The report adds: “We would anticipate the overall amount of days that patients spend in a hospital bed could fall by 10 per cent over the next ten years.”

Local opposition

A petition earlier this year calling for the trust to include more beds in the rebuilt hospital received more than 5,700 signatures.

Speaking in February, Waltham Forest Save Our NHS campaigner Mary Burnett said: “There is a mantra that we do not need more beds because everything can be done in the community, which is outrageous actually.

“You can’t get an appointment with the GP because we do not have enough. Social services is on its knees and staff in social care are not nursing staff.

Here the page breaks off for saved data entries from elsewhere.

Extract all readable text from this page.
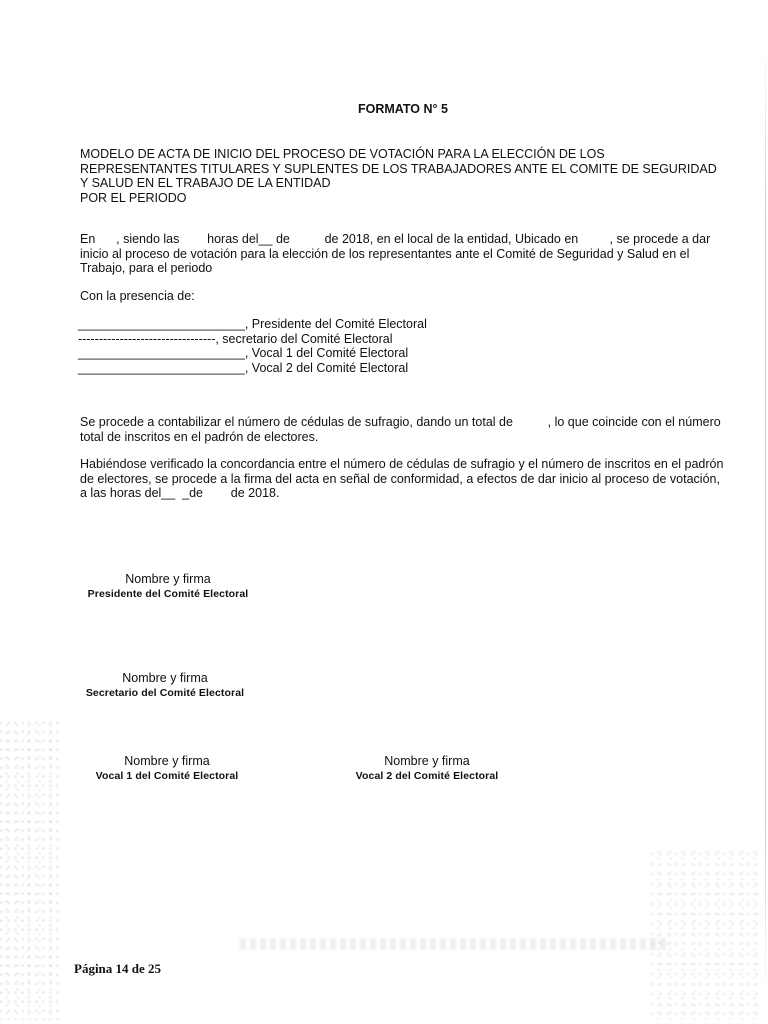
FORMATO N° 5
MODELO DE ACTA DE INICIO DEL PROCESO DE VOTACIÓN PARA LA ELECCIÓN DE LOS
REPRESENTANTES TITULARES Y SUPLENTES DE LOS TRABAJADORES ANTE EL COMITE DE SEGURIDAD
Y SALUD EN EL TRABAJO DE LA ENTIDAD
POR EL PERIODO
En      , siendo las        horas del__ de          de 2018, en el local de la entidad, Ubicado en         , se procede a dar
inicio al proceso de votación para la elección de los representantes ante el Comité de Seguridad y Salud en el
Trabajo, para el periodo
Con la presencia de:
________________________, Presidente del Comité Electoral
---------------------------------, secretario del Comité Electoral
________________________, Vocal 1 del Comité Electoral
________________________, Vocal 2 del Comité Electoral
Se procede a contabilizar el número de cédulas de sufragio, dando un total de          , lo que coincide con el número
total de inscritos en el padrón de electores.
Habiéndose verificado la concordancia entre el número de cédulas de sufragio y el número de inscritos en el padrón
de electores, se procede a la firma del acta en señal de conformidad, a efectos de dar inicio al proceso de votación,
a las horas del__  _de        de 2018.
Nombre y firma
Presidente del Comité Electoral
Nombre y firma
Secretario del Comité Electoral
Nombre y firma
Vocal 1 del Comité Electoral
Nombre y firma
Vocal 2 del Comité Electoral
Página 14 de 25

“What’s really concerning about this is when things go wrong in the hospital it gets picked up, but if an elderly person dies at home because they did not have the treatment they needed, the responsibility for it can become much more complex.

“We need a new hospital but if we get one with not enough beds, we will still have people waiting on trolleys to be admitted.”

The hospital will receive £350million from the government over five years to fund the rebuild, one of six hospitals in the country to receive extra funding.

In the autumn, Barts Health NHS Trust will host large virtual public events in partnership with local councils to gather views and further shape the plans.